To limit the fallout, he forecast the government will help approve bond sales for selected companies. China will support local governments in raising funds for shantytown redevelopment, the Finance Ministry said this week. Policy makers also expanded a trial that allows regional authorities to directly sell bonds to include Jiangsu and Shandong provinces earlier this month.
Zhao said the average yield of AA-rated LGFV notes may climb to 7 percent this quarter from the current range of 6.3 percent to 6.5 percent. Most LGFV bonds are rated AA and above, according to Bank of America Corp.
The yield on Lishui City Construction Investment Co.’s notes due May 2020 climbed 25 basis points this month to 6.26 percent yesterday, China Interbank Funding Center prices show. Liaoyang City Assets Operation & Management Co.’s November 2019 bonds yielded 7.53 percent, 73 basis points more than at the end of June, according to Shanghai Stock Exchange prices.
Rising borrowing costs for LGFVs reflect uncertainty that the central government will bail them out in case of distress, said Bin Gao, BOA’s head of Asia-Pacific rates research in Hong Kong. “The government has more willingness to allow some kind of restructuring or default to reduce moral hazard,” he said.

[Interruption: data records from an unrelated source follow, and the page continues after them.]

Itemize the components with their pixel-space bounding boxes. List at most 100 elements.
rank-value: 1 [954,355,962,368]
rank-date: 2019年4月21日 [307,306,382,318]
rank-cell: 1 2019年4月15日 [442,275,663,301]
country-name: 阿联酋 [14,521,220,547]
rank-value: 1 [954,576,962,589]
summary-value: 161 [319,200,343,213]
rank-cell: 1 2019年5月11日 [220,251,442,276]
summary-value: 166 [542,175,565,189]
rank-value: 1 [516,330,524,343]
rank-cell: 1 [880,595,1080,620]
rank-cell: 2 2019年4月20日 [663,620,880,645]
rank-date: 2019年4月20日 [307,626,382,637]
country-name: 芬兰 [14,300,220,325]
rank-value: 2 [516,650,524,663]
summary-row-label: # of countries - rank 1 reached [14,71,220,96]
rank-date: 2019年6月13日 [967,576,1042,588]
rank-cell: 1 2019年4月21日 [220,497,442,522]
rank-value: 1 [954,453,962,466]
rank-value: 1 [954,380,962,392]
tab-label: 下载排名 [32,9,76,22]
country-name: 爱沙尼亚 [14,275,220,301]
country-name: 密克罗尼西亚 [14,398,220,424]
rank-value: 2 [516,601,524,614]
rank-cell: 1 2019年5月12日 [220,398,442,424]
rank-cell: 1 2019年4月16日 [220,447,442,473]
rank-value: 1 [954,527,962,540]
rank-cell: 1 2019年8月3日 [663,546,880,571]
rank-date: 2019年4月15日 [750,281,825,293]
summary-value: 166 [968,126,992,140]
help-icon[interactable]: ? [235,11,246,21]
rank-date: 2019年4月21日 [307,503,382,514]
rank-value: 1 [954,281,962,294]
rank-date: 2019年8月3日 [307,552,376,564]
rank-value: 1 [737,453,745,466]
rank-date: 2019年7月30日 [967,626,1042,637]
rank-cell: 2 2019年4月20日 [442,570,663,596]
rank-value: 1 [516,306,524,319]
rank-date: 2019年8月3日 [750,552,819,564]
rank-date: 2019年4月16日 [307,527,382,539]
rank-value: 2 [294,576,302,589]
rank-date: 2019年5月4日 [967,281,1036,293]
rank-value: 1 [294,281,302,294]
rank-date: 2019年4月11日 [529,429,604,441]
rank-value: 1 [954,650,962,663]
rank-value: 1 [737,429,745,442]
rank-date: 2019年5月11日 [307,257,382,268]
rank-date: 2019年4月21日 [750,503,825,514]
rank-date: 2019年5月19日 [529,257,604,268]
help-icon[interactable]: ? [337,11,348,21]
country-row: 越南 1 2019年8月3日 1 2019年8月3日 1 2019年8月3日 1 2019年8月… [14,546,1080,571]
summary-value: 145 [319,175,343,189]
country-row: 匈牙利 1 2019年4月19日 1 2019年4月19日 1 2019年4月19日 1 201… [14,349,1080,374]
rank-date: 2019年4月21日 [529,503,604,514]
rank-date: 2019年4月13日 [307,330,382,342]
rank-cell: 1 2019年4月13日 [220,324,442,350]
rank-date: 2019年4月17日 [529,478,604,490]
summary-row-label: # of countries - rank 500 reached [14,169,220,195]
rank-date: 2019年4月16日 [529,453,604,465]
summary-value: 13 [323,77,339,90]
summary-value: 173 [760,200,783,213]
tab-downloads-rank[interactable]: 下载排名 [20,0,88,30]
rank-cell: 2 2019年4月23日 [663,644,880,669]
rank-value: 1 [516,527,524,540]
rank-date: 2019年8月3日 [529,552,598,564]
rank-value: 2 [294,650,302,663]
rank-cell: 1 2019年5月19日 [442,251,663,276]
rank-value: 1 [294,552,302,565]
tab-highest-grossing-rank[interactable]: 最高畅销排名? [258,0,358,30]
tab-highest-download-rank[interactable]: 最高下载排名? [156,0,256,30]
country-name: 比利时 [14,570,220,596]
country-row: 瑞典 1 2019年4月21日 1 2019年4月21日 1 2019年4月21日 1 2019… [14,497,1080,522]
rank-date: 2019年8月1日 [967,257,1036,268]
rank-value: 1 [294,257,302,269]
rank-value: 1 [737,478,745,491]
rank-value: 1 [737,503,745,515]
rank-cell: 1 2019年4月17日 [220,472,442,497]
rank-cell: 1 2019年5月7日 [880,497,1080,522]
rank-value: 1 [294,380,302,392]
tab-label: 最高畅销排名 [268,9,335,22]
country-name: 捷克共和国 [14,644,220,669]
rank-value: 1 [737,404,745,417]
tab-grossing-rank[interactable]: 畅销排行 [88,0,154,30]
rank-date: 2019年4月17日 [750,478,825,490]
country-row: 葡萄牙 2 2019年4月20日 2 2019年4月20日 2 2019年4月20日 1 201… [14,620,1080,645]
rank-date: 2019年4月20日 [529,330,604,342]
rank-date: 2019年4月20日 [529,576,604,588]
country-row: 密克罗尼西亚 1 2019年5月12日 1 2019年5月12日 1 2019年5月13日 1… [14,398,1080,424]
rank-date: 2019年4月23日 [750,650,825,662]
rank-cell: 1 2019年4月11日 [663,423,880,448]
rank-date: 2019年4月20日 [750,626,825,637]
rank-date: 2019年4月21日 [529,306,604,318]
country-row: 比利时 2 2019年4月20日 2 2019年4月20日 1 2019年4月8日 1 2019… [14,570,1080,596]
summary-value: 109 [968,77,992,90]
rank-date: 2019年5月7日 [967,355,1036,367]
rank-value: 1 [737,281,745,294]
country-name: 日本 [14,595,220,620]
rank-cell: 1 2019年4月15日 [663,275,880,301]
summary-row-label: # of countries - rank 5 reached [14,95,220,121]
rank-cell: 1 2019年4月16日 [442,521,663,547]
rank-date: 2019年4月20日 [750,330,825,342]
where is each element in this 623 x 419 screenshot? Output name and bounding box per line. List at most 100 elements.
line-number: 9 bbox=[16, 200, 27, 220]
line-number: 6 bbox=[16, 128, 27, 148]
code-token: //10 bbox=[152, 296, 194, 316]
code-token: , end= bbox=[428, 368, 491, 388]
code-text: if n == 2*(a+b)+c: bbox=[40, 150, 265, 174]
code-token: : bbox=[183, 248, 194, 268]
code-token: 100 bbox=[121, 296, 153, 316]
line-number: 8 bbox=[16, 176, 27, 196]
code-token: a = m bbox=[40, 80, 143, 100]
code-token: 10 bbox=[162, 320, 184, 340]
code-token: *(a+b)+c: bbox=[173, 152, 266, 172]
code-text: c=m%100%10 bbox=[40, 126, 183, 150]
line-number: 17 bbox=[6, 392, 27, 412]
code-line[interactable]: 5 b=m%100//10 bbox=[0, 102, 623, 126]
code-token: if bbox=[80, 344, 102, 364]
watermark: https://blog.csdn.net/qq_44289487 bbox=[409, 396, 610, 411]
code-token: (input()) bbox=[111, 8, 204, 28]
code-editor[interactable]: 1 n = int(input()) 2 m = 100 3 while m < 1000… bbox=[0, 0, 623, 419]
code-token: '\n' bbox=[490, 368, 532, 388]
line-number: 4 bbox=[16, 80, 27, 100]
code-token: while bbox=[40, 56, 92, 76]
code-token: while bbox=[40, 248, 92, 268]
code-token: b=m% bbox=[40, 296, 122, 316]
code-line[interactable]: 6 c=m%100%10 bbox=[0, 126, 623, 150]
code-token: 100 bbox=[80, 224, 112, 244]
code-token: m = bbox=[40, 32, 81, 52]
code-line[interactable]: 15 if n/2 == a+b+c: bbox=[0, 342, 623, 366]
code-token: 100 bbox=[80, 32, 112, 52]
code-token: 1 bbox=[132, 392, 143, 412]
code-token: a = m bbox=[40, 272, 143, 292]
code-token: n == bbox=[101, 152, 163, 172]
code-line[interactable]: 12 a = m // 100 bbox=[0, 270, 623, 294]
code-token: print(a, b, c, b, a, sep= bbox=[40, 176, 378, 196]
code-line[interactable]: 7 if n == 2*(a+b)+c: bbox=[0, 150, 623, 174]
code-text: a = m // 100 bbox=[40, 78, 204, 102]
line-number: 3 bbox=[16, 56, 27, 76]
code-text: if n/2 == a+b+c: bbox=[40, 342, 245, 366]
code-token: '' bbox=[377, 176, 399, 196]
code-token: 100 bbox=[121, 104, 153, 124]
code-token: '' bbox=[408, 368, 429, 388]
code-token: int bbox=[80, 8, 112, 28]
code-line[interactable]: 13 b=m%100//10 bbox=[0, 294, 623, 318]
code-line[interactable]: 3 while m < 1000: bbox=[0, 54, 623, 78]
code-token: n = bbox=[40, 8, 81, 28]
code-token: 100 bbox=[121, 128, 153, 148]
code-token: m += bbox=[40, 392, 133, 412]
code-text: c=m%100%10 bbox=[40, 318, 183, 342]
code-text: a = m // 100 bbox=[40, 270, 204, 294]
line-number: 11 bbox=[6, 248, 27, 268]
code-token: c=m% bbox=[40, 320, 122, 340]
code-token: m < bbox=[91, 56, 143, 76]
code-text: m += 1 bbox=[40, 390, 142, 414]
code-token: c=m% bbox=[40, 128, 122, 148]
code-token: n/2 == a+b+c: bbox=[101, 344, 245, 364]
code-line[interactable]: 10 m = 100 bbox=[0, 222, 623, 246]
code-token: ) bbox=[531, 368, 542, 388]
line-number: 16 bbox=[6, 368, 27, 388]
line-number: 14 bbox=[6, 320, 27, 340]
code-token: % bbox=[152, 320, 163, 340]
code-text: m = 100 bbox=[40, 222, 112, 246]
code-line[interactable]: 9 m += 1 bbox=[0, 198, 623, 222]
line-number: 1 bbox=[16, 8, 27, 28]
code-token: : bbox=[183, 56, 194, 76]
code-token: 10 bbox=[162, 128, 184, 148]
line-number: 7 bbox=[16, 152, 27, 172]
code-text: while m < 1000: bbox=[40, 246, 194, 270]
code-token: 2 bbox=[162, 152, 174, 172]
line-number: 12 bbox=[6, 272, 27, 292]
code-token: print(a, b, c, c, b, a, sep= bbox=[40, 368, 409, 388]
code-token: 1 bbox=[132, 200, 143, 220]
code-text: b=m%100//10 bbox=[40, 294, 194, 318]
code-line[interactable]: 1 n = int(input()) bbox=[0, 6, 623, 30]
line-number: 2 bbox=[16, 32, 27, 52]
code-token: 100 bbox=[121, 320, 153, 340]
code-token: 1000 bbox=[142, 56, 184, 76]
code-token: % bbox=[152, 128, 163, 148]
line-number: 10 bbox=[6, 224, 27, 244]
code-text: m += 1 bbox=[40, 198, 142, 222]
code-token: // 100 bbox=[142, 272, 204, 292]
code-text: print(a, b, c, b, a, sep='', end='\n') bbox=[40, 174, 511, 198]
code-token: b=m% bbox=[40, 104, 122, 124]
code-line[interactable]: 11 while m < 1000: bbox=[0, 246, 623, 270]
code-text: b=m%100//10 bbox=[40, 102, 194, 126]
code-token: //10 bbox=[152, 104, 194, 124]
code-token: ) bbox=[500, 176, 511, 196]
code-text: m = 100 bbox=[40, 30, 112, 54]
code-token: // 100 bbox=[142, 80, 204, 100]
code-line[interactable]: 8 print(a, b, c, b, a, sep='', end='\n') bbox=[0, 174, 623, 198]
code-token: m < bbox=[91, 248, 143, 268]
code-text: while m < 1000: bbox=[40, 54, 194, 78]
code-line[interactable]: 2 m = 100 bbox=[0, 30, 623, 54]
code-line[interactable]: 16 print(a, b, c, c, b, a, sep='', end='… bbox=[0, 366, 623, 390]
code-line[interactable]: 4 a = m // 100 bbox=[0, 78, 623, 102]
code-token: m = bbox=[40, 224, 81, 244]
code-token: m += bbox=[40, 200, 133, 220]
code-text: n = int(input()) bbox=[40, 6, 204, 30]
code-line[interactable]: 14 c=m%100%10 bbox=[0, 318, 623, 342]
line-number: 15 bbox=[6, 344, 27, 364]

Premier Li described reform as the “biggest dividend for China” in his first press conference on March 17 and said that cutting the government’s power was a “self-imposed revolution,” that would “be very painful and even feel like cutting one’s wrist.” Policy makers refrained from adding cash to the banking system, sending interbank money rates to a record last month. Total financing, the broadest measure of credit, slid to 1.04 trillion yuan in June, the least since April 2012, as policy makers curbed unregulated lending.
The authorities are focusing instead on financial reforms to revive the economy after growth slowed to 7.5 percent last quarter. China scrapped a floor for banks’ lending rates on July 19, raised the limit for foreign investment in capital markets on July 12 and is planning to set up a pilot free-trade zone in Shanghai. The State Council approved tax breaks for small companies this week and said railway construction will be accelerated to support the economy.
Corporate bond sales fell to 219 billion yuan in the last three months, the least since the third quarter of 2011, data compiled by Bloomberg show. LGFVs’ issuance slipped to 53.5 billion yuan in June from 93.5 billion yuan in May, according to data from Everbright Securities. The decline came after the National Development and Reform Commission restricted bond-sale applications from LGFVs in April.
Li Qing, a credit analyst at Guotai Junan in Shanghai, predicted issuance by LGFVs will remain around or below 50 billion yuan a month in the second half, while Zhao at Shenyin & Wanguo forecast a rebound from this quarter onwards.
There have been no defaults in the publicly traded domestic debt market since the central bank started regulating it in 1997, according to Moody’s.
The possibility of the first is making it more expensive to insure Chinese bond holdings using credit-default swaps. Five-year contracts on sovereign debt rose 45 basis points this year to 112 in New York, according to CMA prices. They reached 147 last month, the highest since January 2012. The yuan weakened 0.17 percent since reaching a 19-year high of 6.1210 per dollar on May 27 in Shanghai. The rate was at 6.1326 today.
“The amount of bonds set to mature is getting bigger while the financial situation of LGFVs is getting worse and worse,” Bank of Amercia’s Gao said. “We do think there’s a higher chance for some LGFV bonds not to be paid back.”